Outcome of Guillain–Barré Syndrome in Tertiary Care Centers in Thailand


Guillain–Barré syndrome (GBS), a common acute polyneuropathy, is seen worldwide with significant morbidity and mortality. GBS consists of a number of subtypes.


The aim of this study is to identify clinical characteristics, electrophysiologic changes, clinical course, treatment, and outcome of GBS in Thailand.

Material and Methods:

Retrospective study of GBS patients aged 15 years or older, admitted to Thammasat University Hospital and Bangkok Hospital Medical Center between January 1, 2009 and November 30, 2014.

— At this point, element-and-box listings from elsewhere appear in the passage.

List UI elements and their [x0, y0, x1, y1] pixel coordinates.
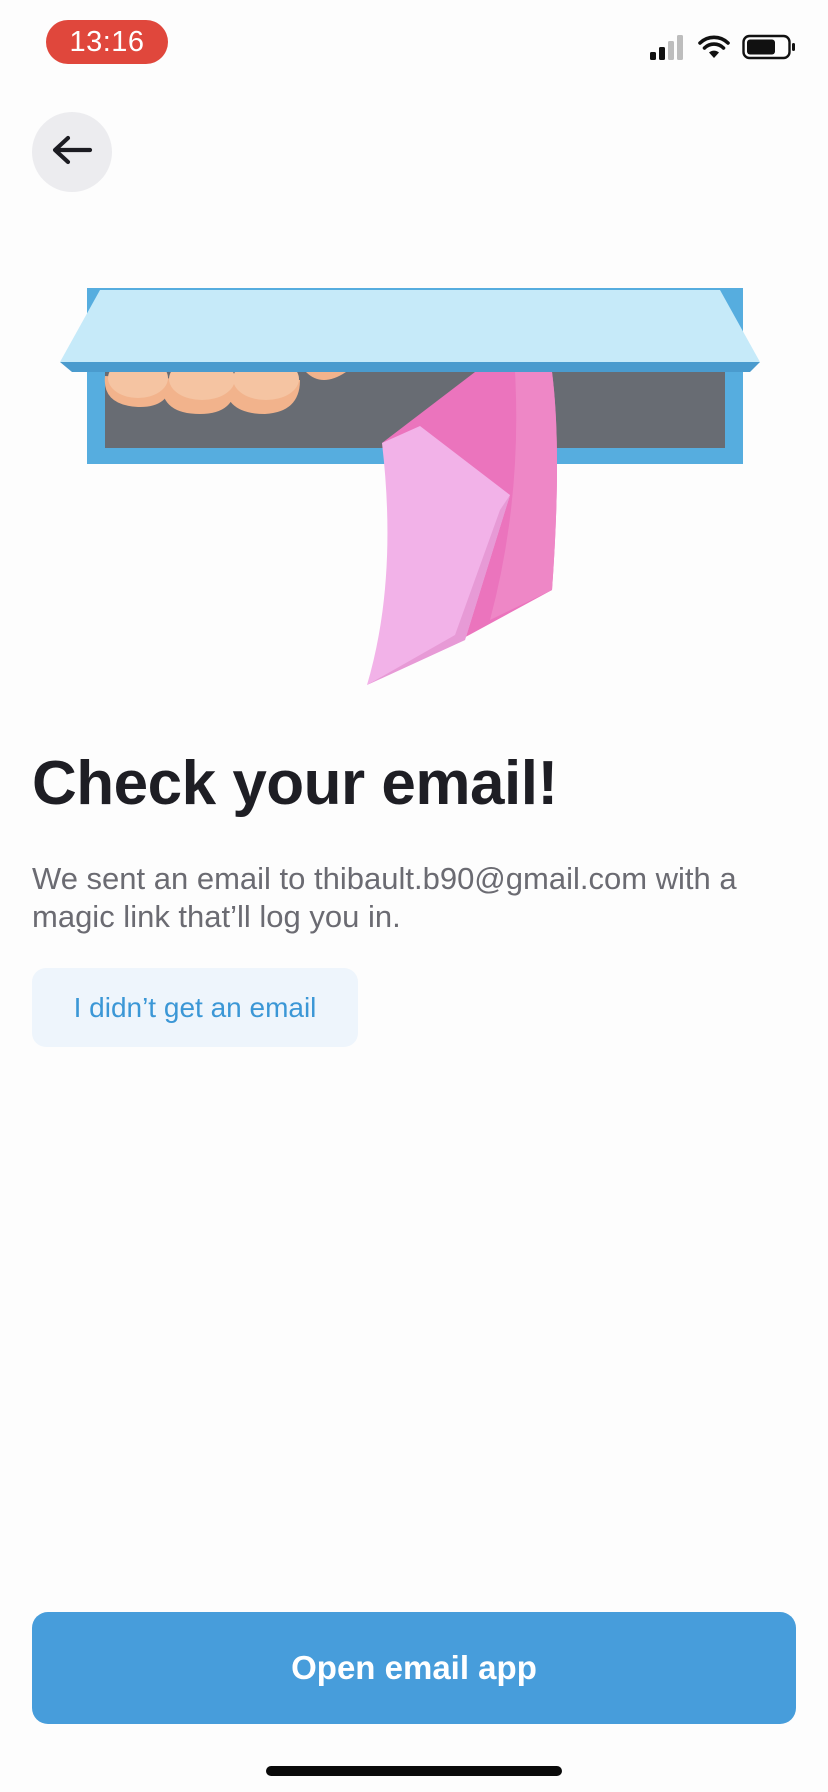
slot-flap [60, 290, 760, 362]
wifi-icon [698, 34, 730, 65]
battery-icon [742, 34, 796, 65]
status-icons [650, 34, 796, 65]
open-email-app-button[interactable]: Open email app [32, 1612, 796, 1724]
home-indicator[interactable] [266, 1766, 562, 1776]
page-title: Check your email! [32, 749, 558, 818]
arrow-left-icon [50, 134, 94, 171]
back-button[interactable] [32, 112, 112, 192]
cellular-signal-icon [650, 34, 686, 65]
status-time: 13:16 [46, 20, 168, 64]
status-bar: 13:16 [0, 0, 828, 90]
confirmation-message: We sent an email to thibault.b90@gmail.c… [32, 861, 737, 934]
mail-slot-illustration [60, 280, 770, 700]
didnt-get-email-button[interactable]: I didn’t get an email [32, 968, 358, 1047]
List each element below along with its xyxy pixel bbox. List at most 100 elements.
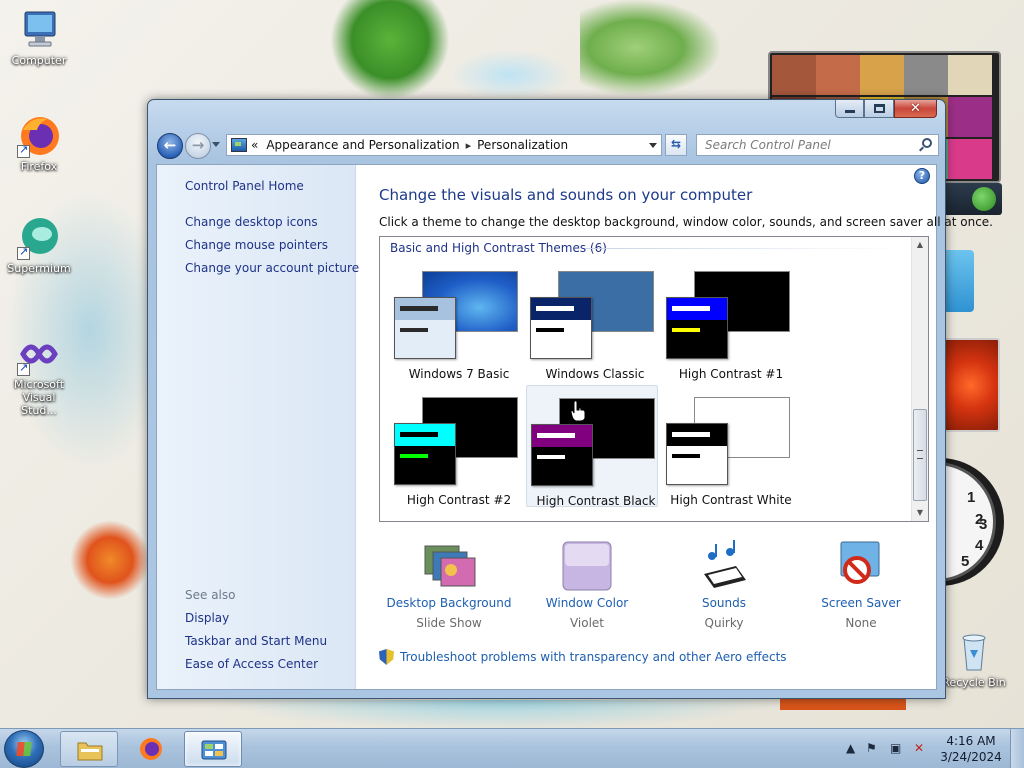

Thirty patients were found. Demographic characteristics were collected and described as follows; 60% male sex; average age 54 years; Asian 60%, European 20%, and others 10%. Disease subtypes consist of acute inflammatory demyelinating polyneuropathy 66.7%, acute motor axonal neuropathy 10%, and others 23.3%. Average GBS disability score at admission was 2.9. Immunotherapy was intravenous immunoglobulin 83.3%, plasma exchange 3.3%, and steroid 3.3%. Average length of stay was 14.2 days; assisted ventilation rate was 13.3%. After the average of 1-year follow-up, average GBS disability score was 1.8, good outcome (score <3) was 63.3% and no death.


Our study suggests that most GBS patients in Thailand are acute inflammatory demyelinating polyradiculoneuropathy (AIDP) subtype and have a good outcome. Predictors of severe disability are older age, previous diarrhea, autonomic disturbances, severe limb or bulbar weakness at admission, or onset of treatment.